Aos pais e familiares, condolências sentidas...



in Diário de Bragança (04/03/2010) - http://diariodebraganca.blogs.sapo.pt/


-------------------------------------------------------
Comentário:
De facto, um episódio lamentável. Apesar de já ter ocorrido há várias semanas, foi de facto o suficiente para trazer um problema que já há muito que deveria ter sido resolvido à discussão pública. Perguntamo-nos se daqui a uns meses não estará já tudo esquecido, certamente casos como este vão voltar a ocorrer, neste país e noutros. O bullying é um problema, infelizmente intemporal, isto porque está ligado à própria violência, que, ao que nos vem a parecer cada vez mais, é um problema que está já ligado à espécie humana. A cobiça, a ambição, o desprezo, ou mesmo o desespero - todos estes são razões por detrás da violência.
O bullying é cruel. Simplesmente porque é capaz de arruinar a infância/adolescência de muitas pessoas que, depois de serem alvo de violência ou humilhação, são levadas a serem vistas não pelo que são mas pelo que os seus agressores fazem parecer que são. É um atentado à identidade, e, no caso do menino Leandro, ele deixou de poder co-existir com a identidade que lhe atribuiram. Pediu ajuda, mas ela não veio. E depois... foi tarde demais.

Certamente agora o problema da violência nas escolas já estará prestes a ser esquecido. Foram tomadas umas medidas "às três pancadas" pelo governo, que aparenta disfrutar de encontrar soluções para os problemas mais mediáticos.

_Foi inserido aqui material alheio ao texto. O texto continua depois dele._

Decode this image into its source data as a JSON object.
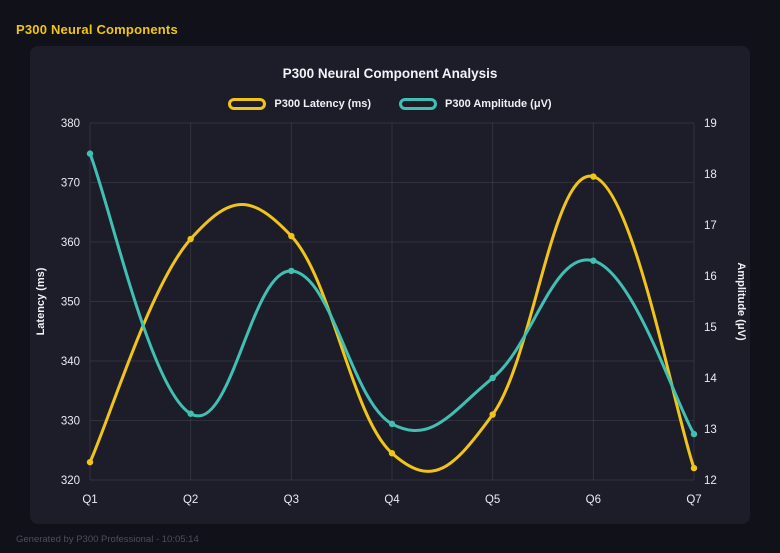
{
  "page": {
    "header_title": "P300 Neural Components",
    "footer_text": "Generated by P300 Professional - 10:05:14"
  },
  "chart_data": {
    "type": "line",
    "title": "P300 Neural Component Analysis",
    "categories": [
      "Q1",
      "Q2",
      "Q3",
      "Q4",
      "Q5",
      "Q6",
      "Q7"
    ],
    "series": [
      {
        "name": "P300 Latency (ms)",
        "axis": "left",
        "color": "#f0c419",
        "values": [
          323,
          360.5,
          361,
          324.5,
          331,
          371,
          322
        ]
      },
      {
        "name": "P300 Amplitude (μV)",
        "axis": "right",
        "color": "#40bfb3",
        "values": [
          18.4,
          13.3,
          16.1,
          13.1,
          14.0,
          16.3,
          12.9
        ]
      }
    ],
    "left_axis": {
      "label": "Latency (ms)",
      "min": 320,
      "max": 380,
      "step": 10
    },
    "right_axis": {
      "label": "Amplitude (μV)",
      "min": 12,
      "max": 19,
      "step": 1
    },
    "grid": true,
    "legend_position": "top",
    "colors": {
      "background": "#111119",
      "card": "#1d1d2a",
      "gridline": "rgba(255,255,255,0.09)",
      "tick_text": "#e9e9f2",
      "accent_yellow": "#f2c50f",
      "accent_teal": "#40bfb3"
    }
  }
}
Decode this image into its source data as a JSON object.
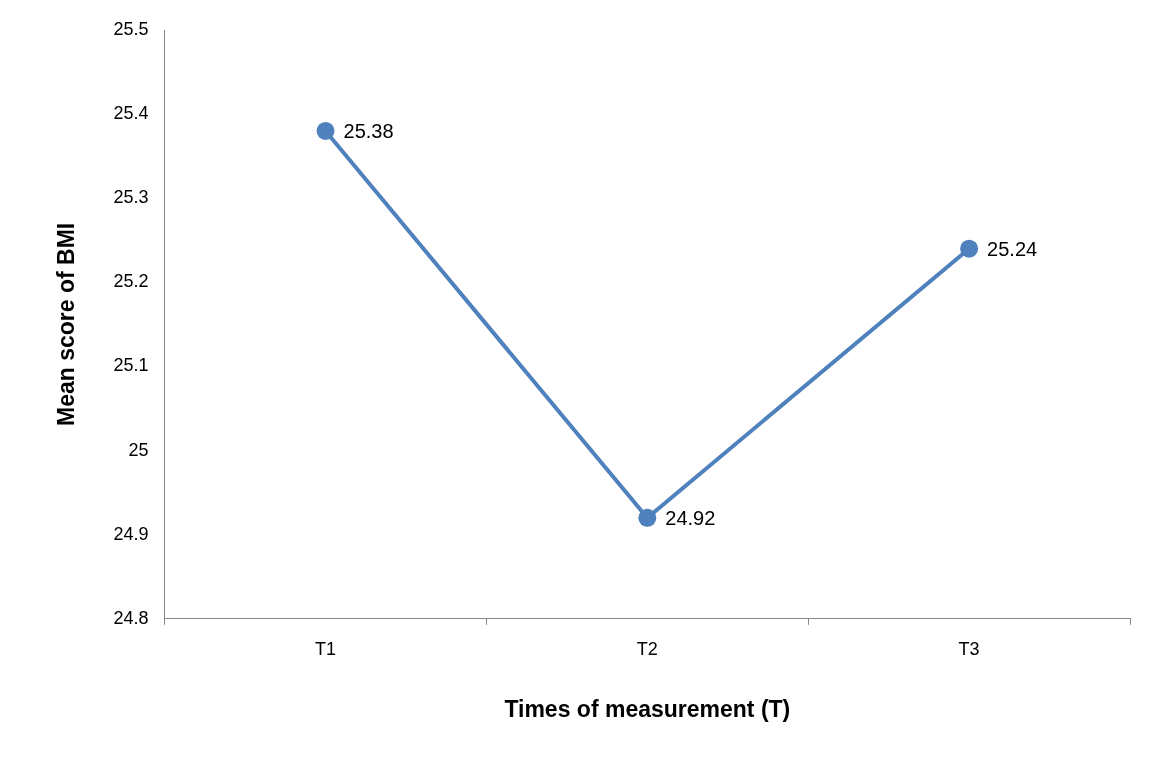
{
  "chart_data": {
    "type": "line",
    "xlabel": "Times of measurement (T)",
    "ylabel": "Mean score of BMI",
    "categories": [
      "T1",
      "T2",
      "T3"
    ],
    "series": [
      {
        "color": "#4f81bd",
        "values": [
          25.38,
          24.92,
          25.24
        ]
      }
    ],
    "ylim": [
      24.8,
      25.5
    ],
    "yticks": [
      24.8,
      24.9,
      25,
      25.1,
      25.2,
      25.3,
      25.4,
      25.5
    ],
    "data_labels": true,
    "marker": "circle"
  }
}
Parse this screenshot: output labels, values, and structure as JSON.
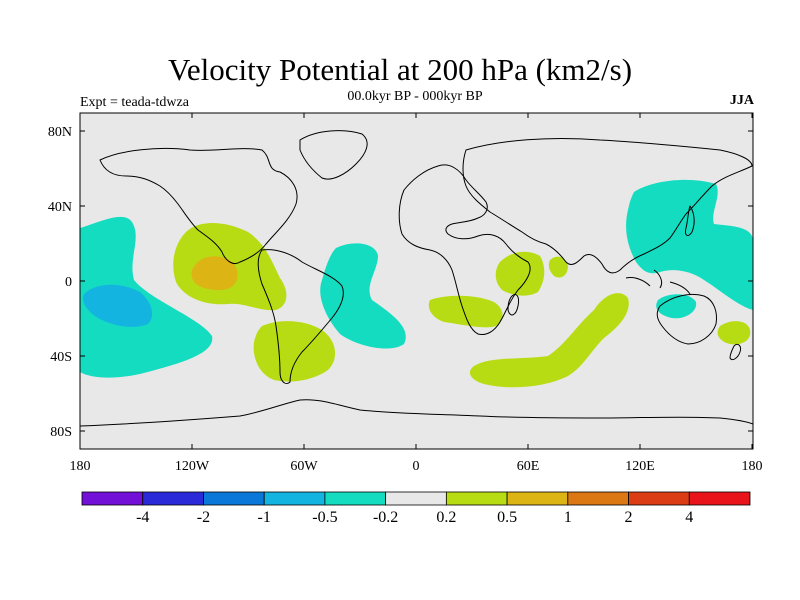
{
  "title": "Velocity Potential at 200 hPa (km2/s)",
  "subtitle": "00.0kyr BP - 000kyr BP",
  "experiment": "Expt = teada-tdwza",
  "season": "JJA",
  "map": {
    "background_color": "#e8e8e8",
    "lat_ticks": [
      "80N",
      "40N",
      "0",
      "40S",
      "80S"
    ],
    "lon_ticks": [
      "180",
      "120W",
      "60W",
      "0",
      "60E",
      "120E",
      "180"
    ]
  },
  "colorbar": {
    "colors": [
      "#7310d8",
      "#2a2ad8",
      "#0a78d8",
      "#14b4e0",
      "#14dcc0",
      "#e8e8e8",
      "#b8dc14",
      "#dcb414",
      "#dc7814",
      "#dc3c14",
      "#e8141a"
    ],
    "labels": [
      "-4",
      "-2",
      "-1",
      "-0.5",
      "-0.2",
      "0.2",
      "0.5",
      "1",
      "2",
      "4"
    ]
  }
}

A realidade... é que no fim de tudo, nem o problema do Leandro ficou resolvido, nem o problema de muitas outras vítimas que sofrem em silêncio.
Cabe agora a nós tentar pelo menos, já que este problema é quase incorrigível, sensibilizar as pessoas para este assunto, com especial atenção na comunidade escolar, porque afinal de contas, ao contrário do que a maioria da opinião pública diz "que os professores deviam sensibilizar mais os alunos sobre este problema", a realidade é que este é um problema que existe entre alunos e que deve começar a ser resolvido pelos mesmos!